As time progress, asset values continue increase or decrease, and new cash, for future investments is continually added to your portfolio. It’s a good idea to consider rebalancing your portfolio, changing your asset allocation if necessary.
Let’s use the stock market, and a stock brokerage account for example. Consider the difference between brokerage accounts that hold the following.
100% invested into stocks, 0% cash
75% stocks, 25% cash
50% stocks, 50% cash
25% stocks, 75% cash
0% stocks, 100% cash.
When there has been a bear market for an extended period of time, the market is low, the stock prices are cheaper, and thus generally, less risky, as there is more potentially to gain. You may consider going more aggressively into the market, and allocating your portfolio, 75% into stocks, and holding 25% in cash.
You could also consider going 100% into stocks, and retaining 0% cash on hand. This would be the most aggressive and invested portfolio. It’ll be tremendous if it goes up, and if it goes down further, you won’t have any additional cash to invest to ride it back up.
Or maybe the stock market is up, you are fully invested into stocks at 100%, with no cash on hand. You made a lot of money and road the bull market up. Feeling it may be too high, you could consider reducing stocks to 50%, and having 50% cash on hand, or even further to 25% stocks, and 75% cash. Holding on to at least some stocks, because you don’t know if it still has more to run up or not. Rebalancing your portfolio to have a higher percentage of cash would require you to sell more stocks, or add a bunch more cash to offset it.
The important point to understand, is to consider rebalancing your portfolio as the market changes, and your asset values change. It’s important to not forget it entirely, check back up on it, and see if your asset allocations feel right to you, based on where we are today.

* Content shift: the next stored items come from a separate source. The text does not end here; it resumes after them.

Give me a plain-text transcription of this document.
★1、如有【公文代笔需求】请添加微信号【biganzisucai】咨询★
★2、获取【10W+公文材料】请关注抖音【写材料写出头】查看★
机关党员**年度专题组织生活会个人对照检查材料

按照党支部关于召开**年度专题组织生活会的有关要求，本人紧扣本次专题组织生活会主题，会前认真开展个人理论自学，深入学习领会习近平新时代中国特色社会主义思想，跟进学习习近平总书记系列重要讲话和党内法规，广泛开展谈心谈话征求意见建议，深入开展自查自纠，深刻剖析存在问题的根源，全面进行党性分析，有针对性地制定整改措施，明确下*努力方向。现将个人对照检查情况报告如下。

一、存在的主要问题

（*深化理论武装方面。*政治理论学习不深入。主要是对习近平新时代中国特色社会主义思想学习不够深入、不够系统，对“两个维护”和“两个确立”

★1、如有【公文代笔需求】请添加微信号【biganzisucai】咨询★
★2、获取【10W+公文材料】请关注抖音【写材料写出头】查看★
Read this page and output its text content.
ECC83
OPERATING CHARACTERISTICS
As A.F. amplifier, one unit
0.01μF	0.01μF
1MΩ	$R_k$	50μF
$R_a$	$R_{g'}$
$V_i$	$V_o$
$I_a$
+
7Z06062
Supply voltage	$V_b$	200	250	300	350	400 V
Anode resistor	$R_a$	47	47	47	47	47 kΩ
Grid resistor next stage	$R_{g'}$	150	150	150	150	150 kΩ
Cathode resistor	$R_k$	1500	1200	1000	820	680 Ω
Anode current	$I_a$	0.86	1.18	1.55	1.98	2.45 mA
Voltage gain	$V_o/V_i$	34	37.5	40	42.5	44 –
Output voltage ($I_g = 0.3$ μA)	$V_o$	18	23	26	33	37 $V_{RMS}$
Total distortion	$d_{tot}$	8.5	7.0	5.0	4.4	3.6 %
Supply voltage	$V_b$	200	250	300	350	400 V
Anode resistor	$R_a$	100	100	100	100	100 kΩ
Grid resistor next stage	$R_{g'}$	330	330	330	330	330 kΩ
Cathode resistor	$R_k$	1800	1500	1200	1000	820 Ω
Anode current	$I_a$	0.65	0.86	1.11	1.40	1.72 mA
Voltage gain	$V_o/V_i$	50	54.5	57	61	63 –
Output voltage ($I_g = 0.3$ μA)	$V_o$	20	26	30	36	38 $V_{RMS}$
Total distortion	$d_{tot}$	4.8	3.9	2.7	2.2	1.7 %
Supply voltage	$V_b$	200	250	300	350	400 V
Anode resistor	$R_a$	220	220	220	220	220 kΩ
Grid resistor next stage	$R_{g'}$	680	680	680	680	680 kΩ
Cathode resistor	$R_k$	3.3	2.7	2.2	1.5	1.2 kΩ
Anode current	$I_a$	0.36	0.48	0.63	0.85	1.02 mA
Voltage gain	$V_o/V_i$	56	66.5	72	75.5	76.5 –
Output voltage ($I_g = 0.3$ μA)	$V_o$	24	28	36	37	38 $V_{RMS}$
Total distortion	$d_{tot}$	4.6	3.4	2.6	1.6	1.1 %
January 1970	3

If you do what we recommend, automating cash transfers to your account, you should always have more cash being added. There are many things you can consider rebalancing, cash & stocks was just an example, but there are others, like restructuring what stocks you have. Maybe some stocks are too risky now, and you want less risky, you can change that allocation as well within your invested stocks. Maybe one stock has jumped up in a huge value, and now it too much of your portfolio.
Ideally, think about your wealth holistically, and rebalance your entire investment portfolio. You can also use real estate and a variety of other assets. The stock market is high, and you feel like real estate may be a safer bet. Exchange your stock assets for real estate, and hold onto that. Maybe you think cryptocurrencies are the next biggest thing, allocate some into that. Restructure, restructure based on what you feel is best.
Stocks rise in value quicker than real estate, but it’s a lot more volatile, when we had large gains in stocks, a lot of people like to reallocate the profits to long-term, more stable real estate.
Maybe you think you have too many real estate buildings in one area that is at risk, consider restructuring which assets you have and exchanging them for different ones. Interest rates low, maybe you want to restructure your debt and lock in better rates. Think about all of the pieces in your portfolio, and how you may want to rebalance them as time moves on.
We are not recommending just to sell or buy because the market is high or low, it’s something to consider, and there are always so many factors at stake to determine what’s best for you and your family.